Os veículos IPA estão actualmente à guarda do Museu do Caramulo, mas, segundo informação do presidente da câmara, irão ser cedidos ao município de Porto de Mós pela família Charters Monteiro, ficando em exposição permanente no edifício da central.
Os veículos produzidos foram homologadas e receberam matrículas e livretes, mas a licença para a produção em série foi recusada pelo Governo de Oliveira Salazar.
Em 2015, a propósito da presença de um dos dois exemplares do IPA 300 produzidos em Porto de Mós na exposição “Micro carros, grandes histórias”, então patente no Museu do Caramulo, o JORNAL DE LEIRIA recordou a história deste carro.
Um carro nascido do acaso
O IPA 300, concebido em versões coupé de dois lugares e para famílias com duas crianças, nasceu de um acaso, ao qual se juntou a paixão e o engenho de João Monteiro da Conceição, engenheiro e empresário de Porto de Mós.
Quis o destino que, certo dia, quando António Gonçalves, um apaixonado por automóveis, se passeava na zona do Chão da Feira, em plena EN1, o seu Lusito – um pequeno protótipo automóvel – sofresse uma avaria, mesmo junto à oficina de metalomecânica de Monteiro da Conceição, que foi chamado a ajudar.
Estávamos em 1954 e nascia, assim, uma parceria que levaria os dois a constituírem uma sociedade: a Indústria Portuguesa de Automóveis – O Quadriculo Lda.
“O meu pai tinha uma paixão muito grande por automóveis e, apesar da sua formação em ser em engenharia civil, tinha experiência em engenharia de minas e de máquinas, fruto do trabalho que teve na Empresa Mineira do Lena”, contou, então, José Charters Monteiro.
O filho de Monteiro da Conceição lembrou que, durante a II Guerra Mundial, a propósito da escassez de gasolina, o pai esteve envolvido na adaptação de carros com motor de compressão, fazendo-os trabalhar a gasogénio. “Instalava-lhes numa bagageira externa um mecanismo onde queimava carvão, que alimentava o veículo”.
Nos anos seguintes, Monteiro da Conceição pôs todo o seu saber e muitos dos seus recursos financeiros no projecto de, a partir do Lusito, construir um automóvel que pudesse a ser fabricado em série.

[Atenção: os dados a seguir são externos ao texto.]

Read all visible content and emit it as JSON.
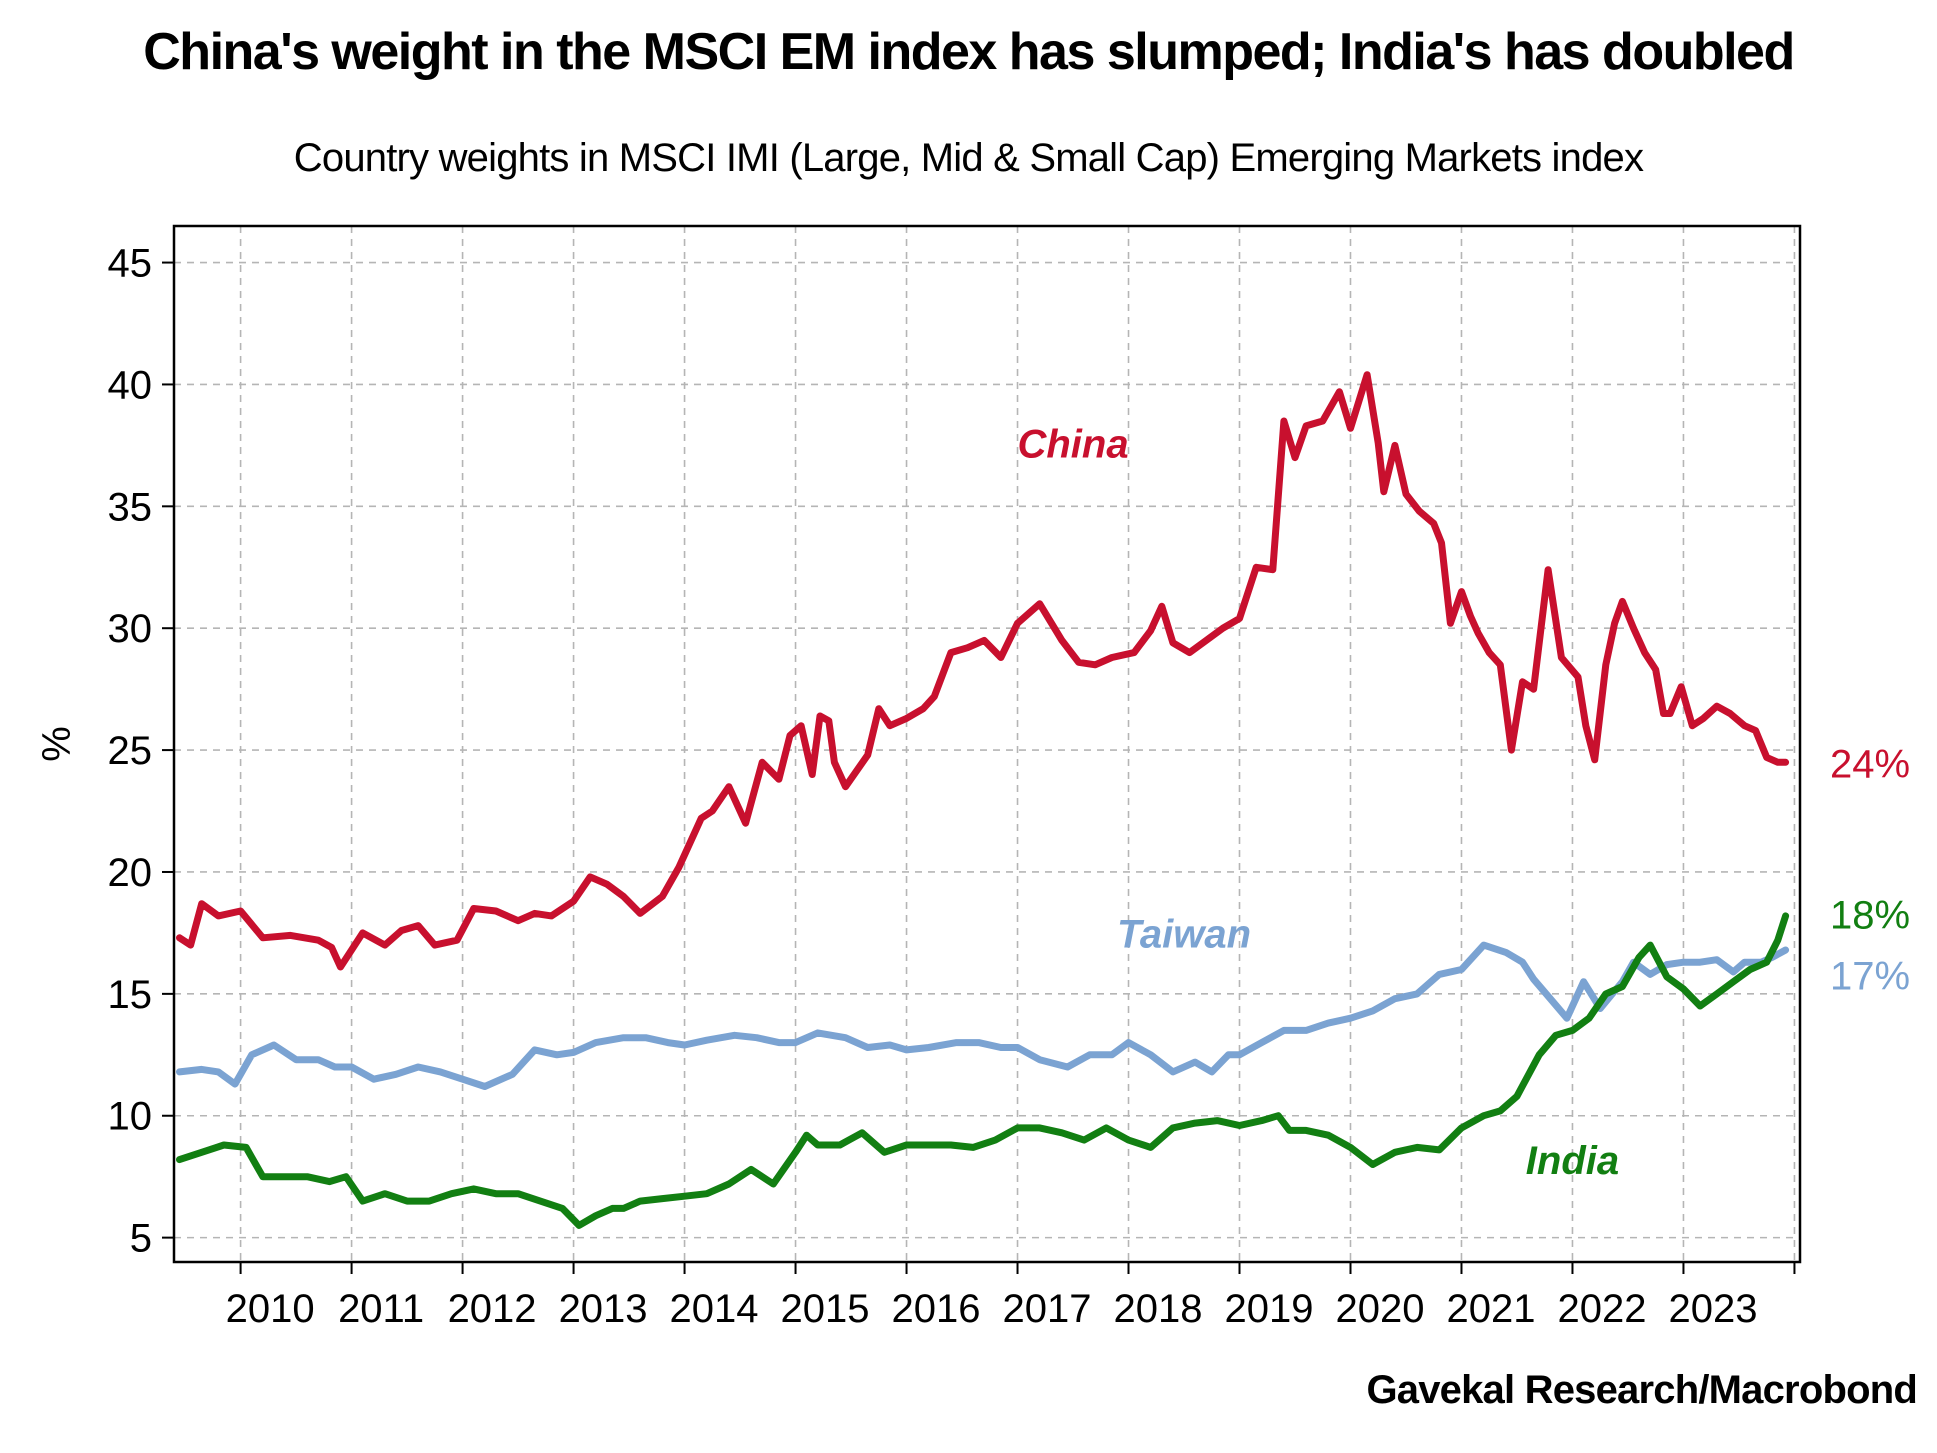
{
  "chart_data": {
    "type": "line",
    "title": "China's weight in the MSCI EM index has slumped; India's has doubled",
    "subtitle": "Country weights in MSCI IMI (Large, Mid & Small Cap) Emerging Markets index",
    "source": "Gavekal Research/Macrobond",
    "ylabel": "%",
    "xlabel": "",
    "ylim": [
      4,
      46.5
    ],
    "xlim": [
      2009.4,
      2024.05
    ],
    "yticks": [
      5,
      10,
      15,
      20,
      25,
      30,
      35,
      40,
      45
    ],
    "ytick_labels": [
      "5",
      "10",
      "15",
      "20",
      "25",
      "30",
      "35",
      "40",
      "45"
    ],
    "xtick_labels": [
      "2010",
      "2011",
      "2012",
      "2013",
      "2014",
      "2015",
      "2016",
      "2017",
      "2018",
      "2019",
      "2020",
      "2021",
      "2022",
      "2023"
    ],
    "grid": true,
    "series": [
      {
        "name": "China",
        "color": "#c8102e",
        "end_label": "24%",
        "x": [
          2009.45,
          2009.55,
          2009.65,
          2009.8,
          2010.0,
          2010.2,
          2010.45,
          2010.7,
          2010.82,
          2010.9,
          2011.1,
          2011.3,
          2011.45,
          2011.6,
          2011.75,
          2011.95,
          2012.1,
          2012.3,
          2012.5,
          2012.65,
          2012.8,
          2013.0,
          2013.15,
          2013.3,
          2013.45,
          2013.6,
          2013.8,
          2013.95,
          2014.15,
          2014.25,
          2014.4,
          2014.55,
          2014.7,
          2014.85,
          2014.95,
          2015.05,
          2015.15,
          2015.22,
          2015.3,
          2015.35,
          2015.45,
          2015.65,
          2015.75,
          2015.85,
          2016.0,
          2016.15,
          2016.25,
          2016.4,
          2016.55,
          2016.7,
          2016.85,
          2017.0,
          2017.2,
          2017.4,
          2017.55,
          2017.7,
          2017.85,
          2018.05,
          2018.2,
          2018.3,
          2018.4,
          2018.55,
          2018.7,
          2018.85,
          2019.0,
          2019.15,
          2019.3,
          2019.4,
          2019.5,
          2019.6,
          2019.75,
          2019.9,
          2020.0,
          2020.15,
          2020.25,
          2020.3,
          2020.4,
          2020.5,
          2020.62,
          2020.75,
          2020.82,
          2020.9,
          2021.0,
          2021.08,
          2021.15,
          2021.25,
          2021.35,
          2021.45,
          2021.55,
          2021.65,
          2021.78,
          2021.9,
          2022.05,
          2022.12,
          2022.2,
          2022.3,
          2022.38,
          2022.45,
          2022.55,
          2022.65,
          2022.75,
          2022.82,
          2022.88,
          2022.98,
          2023.08,
          2023.18,
          2023.3,
          2023.42,
          2023.55,
          2023.65,
          2023.75,
          2023.85,
          2023.92
        ],
        "y": [
          17.3,
          17.0,
          18.7,
          18.2,
          18.4,
          17.3,
          17.4,
          17.2,
          16.9,
          16.1,
          17.5,
          17.0,
          17.6,
          17.8,
          17.0,
          17.2,
          18.5,
          18.4,
          18.0,
          18.3,
          18.2,
          18.8,
          19.8,
          19.5,
          19.0,
          18.3,
          19.0,
          20.2,
          22.2,
          22.5,
          23.5,
          22.0,
          24.5,
          23.8,
          25.6,
          26.0,
          24.0,
          26.4,
          26.2,
          24.5,
          23.5,
          24.8,
          26.7,
          26.0,
          26.3,
          26.7,
          27.2,
          29.0,
          29.2,
          29.5,
          28.8,
          30.2,
          31.0,
          29.5,
          28.6,
          28.5,
          28.8,
          29.0,
          29.9,
          30.9,
          29.4,
          29.0,
          29.5,
          30.0,
          30.4,
          32.5,
          32.4,
          38.5,
          37.0,
          38.3,
          38.5,
          39.7,
          38.2,
          40.4,
          37.6,
          35.6,
          37.5,
          35.5,
          34.8,
          34.3,
          33.5,
          30.2,
          31.5,
          30.5,
          29.8,
          29.0,
          28.5,
          25.0,
          27.8,
          27.5,
          32.4,
          28.8,
          28.0,
          26.0,
          24.6,
          28.5,
          30.2,
          31.1,
          30.0,
          29.0,
          28.3,
          26.5,
          26.5,
          27.6,
          26.0,
          26.3,
          26.8,
          26.5,
          26.0,
          25.8,
          24.7,
          24.5,
          24.5
        ],
        "label": "China"
      },
      {
        "name": "Taiwan",
        "color": "#7ba3d2",
        "end_label": "17%",
        "x": [
          2009.45,
          2009.65,
          2009.8,
          2009.95,
          2010.1,
          2010.3,
          2010.5,
          2010.7,
          2010.85,
          2011.0,
          2011.2,
          2011.4,
          2011.6,
          2011.8,
          2012.0,
          2012.2,
          2012.45,
          2012.65,
          2012.85,
          2013.0,
          2013.2,
          2013.45,
          2013.65,
          2013.85,
          2014.0,
          2014.2,
          2014.45,
          2014.65,
          2014.85,
          2015.0,
          2015.2,
          2015.45,
          2015.65,
          2015.85,
          2016.0,
          2016.2,
          2016.45,
          2016.65,
          2016.85,
          2017.0,
          2017.2,
          2017.45,
          2017.65,
          2017.85,
          2018.0,
          2018.2,
          2018.4,
          2018.6,
          2018.75,
          2018.9,
          2019.0,
          2019.2,
          2019.4,
          2019.6,
          2019.8,
          2020.0,
          2020.2,
          2020.4,
          2020.6,
          2020.8,
          2021.0,
          2021.2,
          2021.4,
          2021.55,
          2021.65,
          2021.8,
          2021.95,
          2022.1,
          2022.25,
          2022.45,
          2022.55,
          2022.7,
          2022.85,
          2023.0,
          2023.15,
          2023.3,
          2023.45,
          2023.55,
          2023.7,
          2023.8,
          2023.92
        ],
        "y": [
          11.8,
          11.9,
          11.8,
          11.3,
          12.5,
          12.9,
          12.3,
          12.3,
          12.0,
          12.0,
          11.5,
          11.7,
          12.0,
          11.8,
          11.5,
          11.2,
          11.7,
          12.7,
          12.5,
          12.6,
          13.0,
          13.2,
          13.2,
          13.0,
          12.9,
          13.1,
          13.3,
          13.2,
          13.0,
          13.0,
          13.4,
          13.2,
          12.8,
          12.9,
          12.7,
          12.8,
          13.0,
          13.0,
          12.8,
          12.8,
          12.3,
          12.0,
          12.5,
          12.5,
          13.0,
          12.5,
          11.8,
          12.2,
          11.8,
          12.5,
          12.5,
          13.0,
          13.5,
          13.5,
          13.8,
          14.0,
          14.3,
          14.8,
          15.0,
          15.8,
          16.0,
          17.0,
          16.7,
          16.3,
          15.6,
          14.8,
          14.0,
          15.5,
          14.4,
          15.5,
          16.3,
          15.8,
          16.2,
          16.3,
          16.3,
          16.4,
          15.9,
          16.3,
          16.3,
          16.5,
          16.8
        ],
        "label": "Taiwan"
      },
      {
        "name": "India",
        "color": "#127f12",
        "end_label": "18%",
        "x": [
          2009.45,
          2009.65,
          2009.85,
          2010.05,
          2010.2,
          2010.4,
          2010.6,
          2010.8,
          2010.95,
          2011.1,
          2011.3,
          2011.5,
          2011.7,
          2011.9,
          2012.1,
          2012.3,
          2012.5,
          2012.7,
          2012.9,
          2013.05,
          2013.2,
          2013.35,
          2013.45,
          2013.6,
          2013.8,
          2014.0,
          2014.2,
          2014.4,
          2014.6,
          2014.8,
          2015.0,
          2015.1,
          2015.2,
          2015.4,
          2015.6,
          2015.8,
          2016.0,
          2016.2,
          2016.4,
          2016.6,
          2016.8,
          2017.0,
          2017.2,
          2017.4,
          2017.6,
          2017.8,
          2018.0,
          2018.2,
          2018.4,
          2018.6,
          2018.8,
          2019.0,
          2019.2,
          2019.35,
          2019.45,
          2019.6,
          2019.8,
          2020.0,
          2020.2,
          2020.4,
          2020.6,
          2020.8,
          2021.0,
          2021.2,
          2021.35,
          2021.5,
          2021.7,
          2021.85,
          2022.0,
          2022.15,
          2022.3,
          2022.45,
          2022.6,
          2022.7,
          2022.85,
          2023.0,
          2023.15,
          2023.3,
          2023.45,
          2023.6,
          2023.75,
          2023.85,
          2023.92
        ],
        "y": [
          8.2,
          8.5,
          8.8,
          8.7,
          7.5,
          7.5,
          7.5,
          7.3,
          7.5,
          6.5,
          6.8,
          6.5,
          6.5,
          6.8,
          7.0,
          6.8,
          6.8,
          6.5,
          6.2,
          5.5,
          5.9,
          6.2,
          6.2,
          6.5,
          6.6,
          6.7,
          6.8,
          7.2,
          7.8,
          7.2,
          8.5,
          9.2,
          8.8,
          8.8,
          9.3,
          8.5,
          8.8,
          8.8,
          8.8,
          8.7,
          9.0,
          9.5,
          9.5,
          9.3,
          9.0,
          9.5,
          9.0,
          8.7,
          9.5,
          9.7,
          9.8,
          9.6,
          9.8,
          10.0,
          9.4,
          9.4,
          9.2,
          8.7,
          8.0,
          8.5,
          8.7,
          8.6,
          9.5,
          10.0,
          10.2,
          10.8,
          12.5,
          13.3,
          13.5,
          14.0,
          15.0,
          15.3,
          16.5,
          17.0,
          15.7,
          15.2,
          14.5,
          15.0,
          15.5,
          16.0,
          16.3,
          17.2,
          18.2
        ],
        "label": "India"
      }
    ]
  }
}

“A base mecânica [do IPA 300] era a do veículo inglês Astra”, pode ler-se no site do Museu do Caramulo, que cita um memorando escrito em 1956 por Monteiro Conceição, onde este explica que tiverem de recorrer à indústria estrangeira para encontrar determinados constituintes para o carro (caixa de velocidades, diferencial, direcção, travões e alguns artigos eléctricos).
Produção em série proibida
Todo o trabalho de desenvolvimento com o carro foi feito na plataforma onde, em tempos, tinha funcionado a Empresa Mineira do Lena e, mais recentemente, a Ricel, na Corredoura, Porto de Mós.
“Durante quase cinco anos, trabalharam ali entre 20 a 25 pessoas. Puseram-se no projecto muitos recursos financeiros”, contou, em 2015, José Charters Monteiro, adolescente na altura. “Fiz muitos quilómetro de teste, que eram realizados no perímetros da fábrica.”
Os dois protótipos desenvolvidos foram homologadas e receberam matrículas e livretes, tendo sido “feitas encomendas de pré-série para cinco carros, mas só foram executados dois exemplares”.
Em 1956, a sociedade fez uma petição, para conseguir licença para a produção em série, que, no entanto, nunca foi obtida.
O processo teve “a oposição do então secretário de Estado da Indústria, que havia já optado por outra direcção na política industrial e que passava pela montagem no nosso País de veículos de marcas europeias e americanas”, explicava o site do Museu do Caramulo.
O processo encerrou definitivamente com uma proibição regulamentar que tinha como alvo o projecto do IPA.
Os dois exemplares foram arrumados a um canto da fábrica. E aí ficaram durante décadas até que, já depois do falecimento do pai, em 1987, Charters Monteiro os encontrou “rodeados de muitos sucata”.
Um deles foi recuperado e “começou a ter vida social”, com a exibição em algumas exposições.
Os dois exemplares, assim como o protótipo, irão agora regressar a Porto de Mós.